Thursday Plenary Session
Urban Growth and Environment
Report
The session was moderated by Mr. Chris Leach, President of the Canadian Institute of Planners. The session was addressed by two keynote speakers, Ms. Eveline Herfkens, Executive Coordinator of the United Nations Millennium Campaign, and Mr. Enrique Peñalosa, a former Mayor of Bogotá, now serving as a Visiting Scholar at New York University. Both made impassioned speeches calling for more engagement at all levels to make cities more liveable, places where everyone felt safe and where citizens enjoyed human and civil rights.
Mr. Leach recalled that the World Planners’ Congress in Vancouver on 20 June 2006 had produced a declaration signed by 17 associations from both developed and developing countries. That declaration had laid the groundwork for a new Global Planners’ Network to confront the problems of rapid urbanization, the urbanization of poverty and the hazards of climate change and natural disasters.
The Canadian Institute of Planners was committed to combining its expertise with the excellent work already being undertaken by its global partners, and the global planning community was committed to taking action to address the problem of the sustainability of human settlements.

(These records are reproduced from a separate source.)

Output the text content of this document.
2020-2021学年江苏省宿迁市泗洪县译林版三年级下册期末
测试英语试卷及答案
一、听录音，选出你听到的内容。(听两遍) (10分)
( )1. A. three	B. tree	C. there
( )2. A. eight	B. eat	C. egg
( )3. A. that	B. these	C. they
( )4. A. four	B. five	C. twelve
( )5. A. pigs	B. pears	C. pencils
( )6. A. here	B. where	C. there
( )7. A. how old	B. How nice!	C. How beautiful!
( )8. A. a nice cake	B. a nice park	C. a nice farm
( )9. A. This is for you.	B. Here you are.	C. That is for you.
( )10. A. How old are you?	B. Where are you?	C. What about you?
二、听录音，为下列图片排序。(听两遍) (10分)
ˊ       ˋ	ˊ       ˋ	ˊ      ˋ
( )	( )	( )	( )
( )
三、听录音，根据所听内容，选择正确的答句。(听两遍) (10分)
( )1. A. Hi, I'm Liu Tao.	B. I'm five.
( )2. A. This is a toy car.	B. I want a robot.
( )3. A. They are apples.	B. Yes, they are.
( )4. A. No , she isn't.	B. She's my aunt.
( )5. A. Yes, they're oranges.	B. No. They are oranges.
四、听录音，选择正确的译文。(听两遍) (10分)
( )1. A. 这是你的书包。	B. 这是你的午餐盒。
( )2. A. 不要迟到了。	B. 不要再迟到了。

Ms. Herfkens urged participants to use the Millennium Development Goals as a guide to local planning and research, particularly with regard to urban environmental sustainability. She expressed the view that some might find her remarks provocative because she did not like the phrasing of the agenda on how sound planning and management would become a major factor in ensuring sustainable urban development. In that view she said she agreed with Mr. Klaus Töpfer, the former Executive Director of the United Nations Environment Programme (UNEP), who had always maintained that poverty itself was the biggest polluter. Consequently, pro-poor sustainable growth was required that involved the poor in urban planning: the urban poor should not be viewed as “client targets”, a view that was enshrined in the eight Millennium Development Goals forged in the consensus of world leaders signatory to the Millennium Declaration.
UN-Habitat and UCLG had produced a guide to help local and national governments meet the Millennium Development Goals. In that connection, she had been delighted to learn that the Mayor of Montréal, Mr. Gérald Tremblay, had personally undertaken a campaign to publicize the Goals: investing in achieving the Goals was investment in the future, and the current generation was the first with the resources and the knowledge to end poverty.
Mr. Peñalosa said that projections showed that the world’s urban population would grow by over 2 billion in the next 30 years, the equivalent of one city the size of Vancouver every week. The world must create an urban environment conducive to human happiness: a major point of principle, one of relevance to the whole world, was that much could be done to make cities more equitable by using existing physical resources, especially road space, for the benefit of the whole community. Doing so did not require large external resource inputs to yield major benefits for cities.
Consequently, it was important to keep cities green with parks, cycle ways and better public transport to minimize car use. Human beings needed space, as did animals in their own environments, to realize their full potential. They had a right to green, safe city spaces. Infrastructure in cities could be redistributed so that the rider of a $30 bicycle, for example, was able to have the same space and respect as the driver of a $30,000 car. In short, cities should be places where the public good prevailed over private interests. If cars were banned during peak hours – such restrictions had indeed been introduced in Bogotá – most people would be better off. Sidewalks and public parks were the minimum cities must provide for their poor, indeed they were a right. The car restrictions in Bogotá had been voted on in a referendum, and new cycle lanes had been built throughout the city, and a rapid bus transit system had been introduced. Considerable resources for the city had been freed by those changes, all of them small steps leading to large change and a greener, healthier lifestyle.
He concluded by saying that he wanted the Third Session of the Forum in Vancouver in 2006 to know that in 1976 he had accompanied his father, Mr. Enrique Peñalosa, who served as Secretary‑General of the first Habitat Conference. That Conference had inspired him to take home to Bogotá many of the ideas he had picked up there and been able to implement years later.